Puppet Cucumber Providers

At work we try, and sometimes even succeed, in using Test Driven Deployment so as one of my background projects I’ve been wrapping certain tools in to cucumber friendly forms. Over the last couple of days I’ve been grabbing ten minutes here and there to incorporate Puppet 2.6 in to the pile.

Feature: Puppetwrappers
  Puppet Provider Examples

  Scenario: Confirming package installation
    When a machine has been puppeted
    Then the bash package should be installed

  Scenario: Confirm doodoodoo package is absent
    When a machine has been puppeted
    Then the doodoodoo package should not be installed

  Scenario: Confirm cron service is running
    When a machine has been puppeted
    Then the cron service should be running 

  Scenario: Confirm tomcat6 service is not running
    When a machine has been puppeted
    Then the tomcat6 service should not be running

  Scenario: Confirm dwilson is in libvirtd group
    When a machine has been puppeted
    Then dwilson should be a member of libvirtd

  Scenario: Confirm dwilson has a uid of 1000
    When a machine has been puppeted
    Then dwilson should have a uid of 1000

  Scenario: Confirm dwilson has a given shell
    When a machine has been puppeted
    Then dwilson should have the /bin/bash shell

I really like using the puppet providers for this because of the abstraction benefits they provide. I can write steps to test packages, services or aspects of a user and not have to worry if a developer runs it on Fedora or Debian.

This is only a first draft, and the cucumber wording needs changing, but I thought I’d put it online to show how expressive cucumber can be for system tasks and how easy, and concise, it is to reuse the puppet providers. You can grab the puppet step code and the Puppet providers features to drop in to your own test harnesses and have a play with.
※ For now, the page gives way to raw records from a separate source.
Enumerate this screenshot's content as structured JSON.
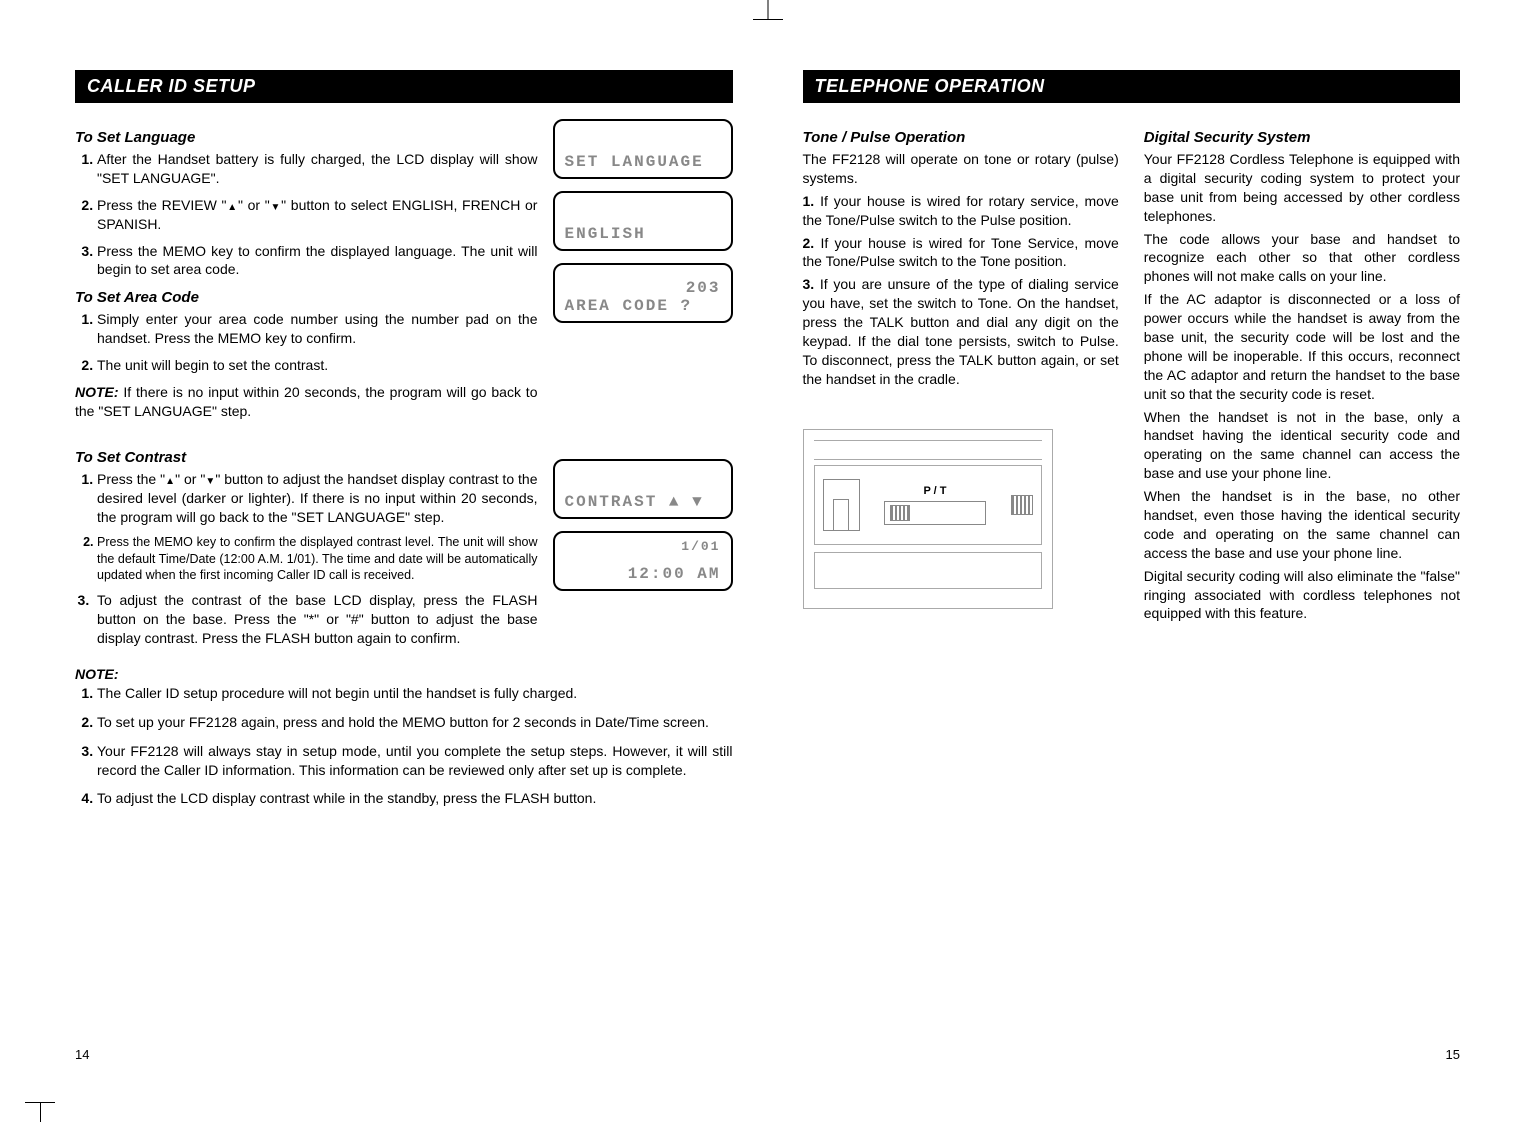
{
  "left": {
    "header": "CALLER ID SETUP",
    "lang": {
      "heading": "To Set Language",
      "s1": "After the Handset battery is fully charged, the LCD display will show \"SET LANGUAGE\".",
      "s2a": "Press the REVIEW \"",
      "s2b": "\" or \"",
      "s2c": "\" button to select ENGLISH, FRENCH or SPANISH.",
      "s3": "Press the MEMO key to confirm the displayed language. The unit will begin to set area code."
    },
    "area": {
      "heading": "To Set Area Code",
      "s1": "Simply enter your area code number using the number pad on the handset. Press the MEMO key to confirm.",
      "s2": "The unit will begin to set the contrast."
    },
    "note_inline_a": "NOTE:",
    "note_inline_b": " If there is no input within 20 seconds, the program will go back to the \"SET LANGUAGE\" step.",
    "contrast": {
      "heading": "To Set Contrast",
      "s1a": "Press the \"",
      "s1b": "\" or \"",
      "s1c": "\" button to adjust the handset display contrast to the desired level (darker or lighter). If there is no input within 20 seconds, the program will go back to the \"SET LANGUAGE\" step.",
      "s2": "Press the MEMO key to confirm the displayed contrast level. The unit will show the default Time/Date (12:00 A.M. 1/01). The time and date will be automatically updated when the first incoming Caller ID call is received.",
      "s3": "To adjust the contrast of the base LCD display, press the FLASH button on the base. Press the \"*\" or \"#\" button to adjust the base display contrast. Press the FLASH button again to confirm."
    },
    "notes": {
      "label": "NOTE:",
      "n1": "The Caller ID setup procedure will not begin until the handset is fully charged.",
      "n2": "To set up your FF2128 again, press and hold the MEMO button for 2 seconds in Date/Time screen.",
      "n3": "Your FF2128 will always stay in setup mode, until you complete the setup steps. However, it will still record the Caller ID information. This information can be reviewed only after set up is complete.",
      "n4": "To adjust the LCD display contrast while in the standby, press the FLASH button."
    },
    "lcd": {
      "set_language": "SET LANGUAGE",
      "english": "ENGLISH",
      "area_num": "203",
      "area_code": "AREA CODE ?",
      "contrast": "CONTRAST ▲ ▼",
      "date": "1/01",
      "time": "12:00 AM"
    },
    "page_num": "14"
  },
  "right": {
    "header": "TELEPHONE OPERATION",
    "tone": {
      "heading": "Tone / Pulse Operation",
      "intro": "The FF2128 will operate on tone or rotary (pulse) systems.",
      "s1": "If your house is wired for rotary service, move the Tone/Pulse switch to the Pulse position.",
      "s2": "If your house is wired for Tone Service, move the Tone/Pulse switch to the Tone position.",
      "s3": "If you are unsure of the type of dialing service you have, set the switch to Tone. On the handset, press the TALK button and dial any digit on the keypad. If the dial tone persists, switch to Pulse. To disconnect, press the TALK button again, or set the handset in the cradle."
    },
    "switch_label": "P / T",
    "security": {
      "heading": "Digital Security System",
      "p1": "Your FF2128 Cordless Telephone is equipped with a digital security coding system to protect your base unit from being accessed by other cordless telephones.",
      "p2": "The code allows your base and handset to recognize each other so that other cordless phones will not make calls on your line.",
      "p3": "If the AC adaptor is disconnected or a loss of power occurs while the handset is away from the base unit, the security code will be lost and the phone will be inoperable. If this occurs, reconnect the AC adaptor and return the handset to the base unit so that the security code is reset.",
      "p4": "When the handset is not in the base, only a handset having the identical security code and operating on the same channel can access the base and use your phone line.",
      "p5": "When the handset is in the base, no other handset, even those having the identical security code and operating on the same channel can access the base and use your phone line.",
      "p6": "Digital security coding will also eliminate the \"false\" ringing associated with cordless telephones not equipped with this feature."
    },
    "page_num": "15"
  }
}
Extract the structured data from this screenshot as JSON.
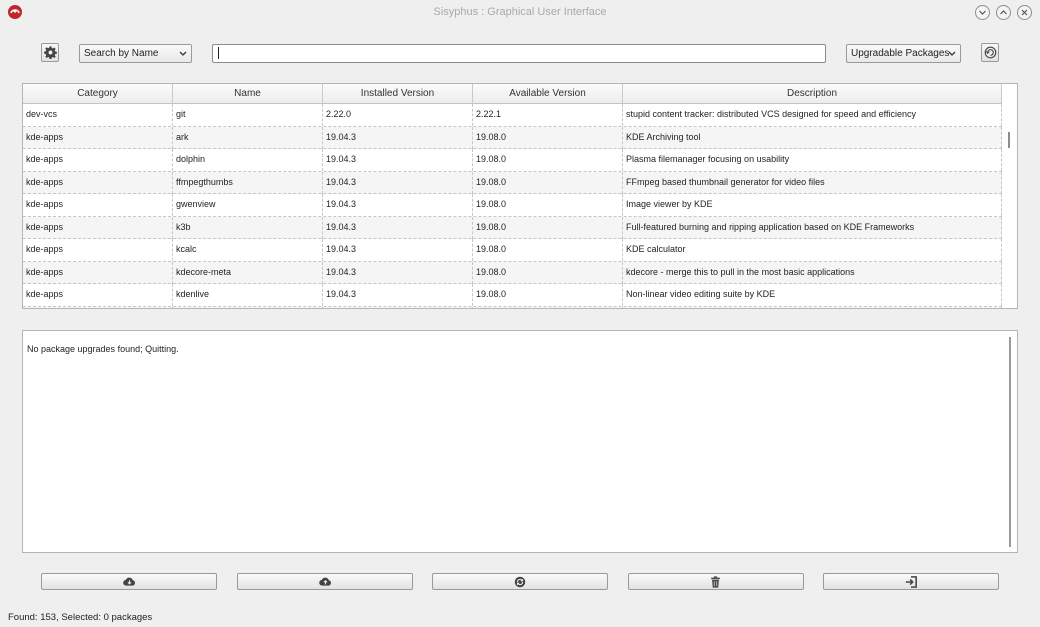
{
  "window": {
    "title": "Sisyphus : Graphical User Interface"
  },
  "toolbar": {
    "search_mode": "Search by Name",
    "search_value": "",
    "filter_mode": "Upgradable Packages"
  },
  "table": {
    "headers": [
      "Category",
      "Name",
      "Installed Version",
      "Available Version",
      "Description"
    ],
    "rows": [
      [
        "dev-vcs",
        "git",
        "2.22.0",
        "2.22.1",
        "stupid content tracker: distributed VCS designed for speed and efficiency"
      ],
      [
        "kde-apps",
        "ark",
        "19.04.3",
        "19.08.0",
        "KDE Archiving tool"
      ],
      [
        "kde-apps",
        "dolphin",
        "19.04.3",
        "19.08.0",
        "Plasma filemanager focusing on usability"
      ],
      [
        "kde-apps",
        "ffmpegthumbs",
        "19.04.3",
        "19.08.0",
        "FFmpeg based thumbnail generator for video files"
      ],
      [
        "kde-apps",
        "gwenview",
        "19.04.3",
        "19.08.0",
        "Image viewer by KDE"
      ],
      [
        "kde-apps",
        "k3b",
        "19.04.3",
        "19.08.0",
        "Full-featured burning and ripping application based on KDE Frameworks"
      ],
      [
        "kde-apps",
        "kcalc",
        "19.04.3",
        "19.08.0",
        "KDE calculator"
      ],
      [
        "kde-apps",
        "kdecore-meta",
        "19.04.3",
        "19.08.0",
        "kdecore - merge this to pull in the most basic applications"
      ],
      [
        "kde-apps",
        "kdenlive",
        "19.04.3",
        "19.08.0",
        "Non-linear video editing suite by KDE"
      ]
    ]
  },
  "log": {
    "text": "No package upgrades found; Quitting."
  },
  "status": {
    "text": "Found: 153, Selected: 0 packages"
  },
  "icons": {
    "app": "sisyphus-app-icon",
    "settings": "gear-icon",
    "refresh": "refresh-icon",
    "install": "cloud-download-icon",
    "uninstall": "cloud-upload-icon",
    "upgrade": "sync-icon",
    "clean": "trash-icon",
    "exit": "exit-icon"
  },
  "colors": {
    "app_icon": "#c0262b",
    "window_bg": "#efefef",
    "table_alt_row": "#f5f5f5"
  }
}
The implementation is pretty simple, for example the code below is everything you need for the service scenarios:

Then /^the (.+) service should be running$/ do | service |
  service_status = Puppet::Type.type(:service).new(:name => service, :hasstatus => true).provider.status
  service_status.should == :running
end

Then /^the (.+) service should not be running$/ do | service |
  service_status = Puppet::Type.type(:service).new(:name =>service).provider.status
  service_status.should == :stopped
end

It’s worth mentioning that all the above will only work in 2.6 and above as the internal details returned by the providers are different to those in 2.5.